FIGURE 18.24 Examples of loudspeakers designed to be as spectrally neutral as possible. (a) A classic of the industry, the JBL 4310, from 1968. The performance objectives for this loudspeaker are no different from those for excellent loudspeakers today: flat on-axis frequency response and constant directivity. It was limited by the technology of the period. (b) Evidence of 26 years of progress in transducer and system design. (c) and (d) Recent models from two manufacturers an ocean apart who clearly agree on what the performance target is. Both of these manufacturers reveal enough anechoic data on their loudspeakers for consumers to anticipate the excellent performances depicted here.
This entire chapter full of data on loudspeakers is both reassuring and disappointing. The reassuring part is that there are monitor loudspeakers in circulation that can allow recording personnel to anticipate, very accurately, what might be heard by many consumers.
The performance objectives for the professional monitor loudspeakers shown in Figure 18.24 are the same as can be seen in the consumer products in Figure 18.14 (R and I), 18.16, and 18.17. Those products were a sample of many readily available products from several major manufacturers, covering a wide price range. All, especially the lower-priced ones, are very popular, so one can be assured that increasing numbers of consumers are equipped to hear the art very much as it was created. This is good news.

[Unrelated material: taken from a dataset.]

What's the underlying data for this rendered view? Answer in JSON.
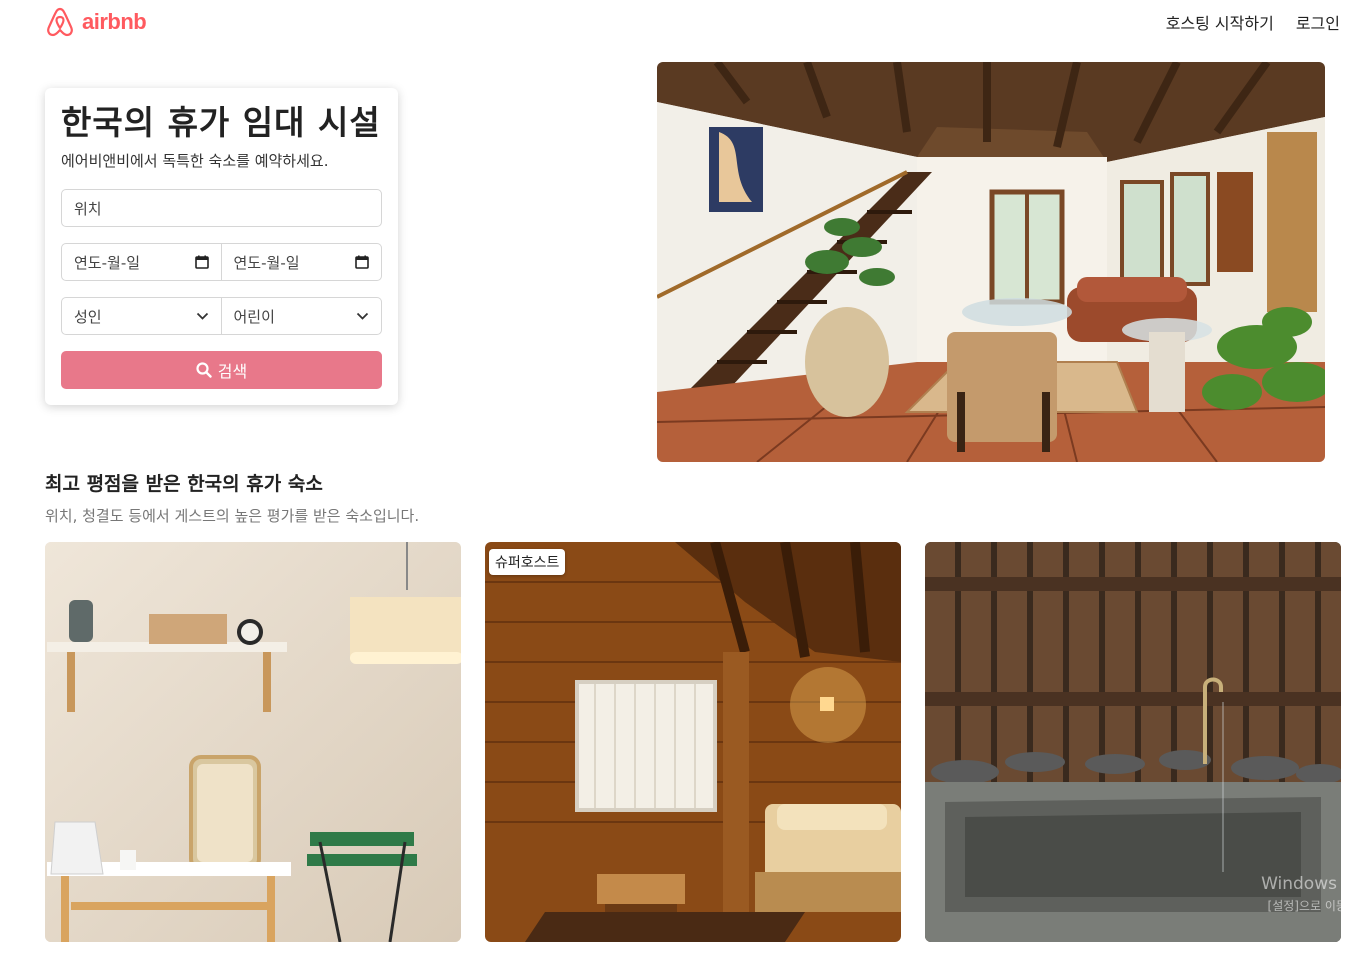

The sad news is that there are loudspeakers at all price levels that perform badly. There is no excuse for this inadequate behavior; the "bill of materials" would have permitted loudspeakers of much higher performance to have been built. Was it deliberate, a misguided notion of what sounds good? Was it incompetence, knowing what is wanted but not being able to get there? In a few cases, it seems to be simple carelessness.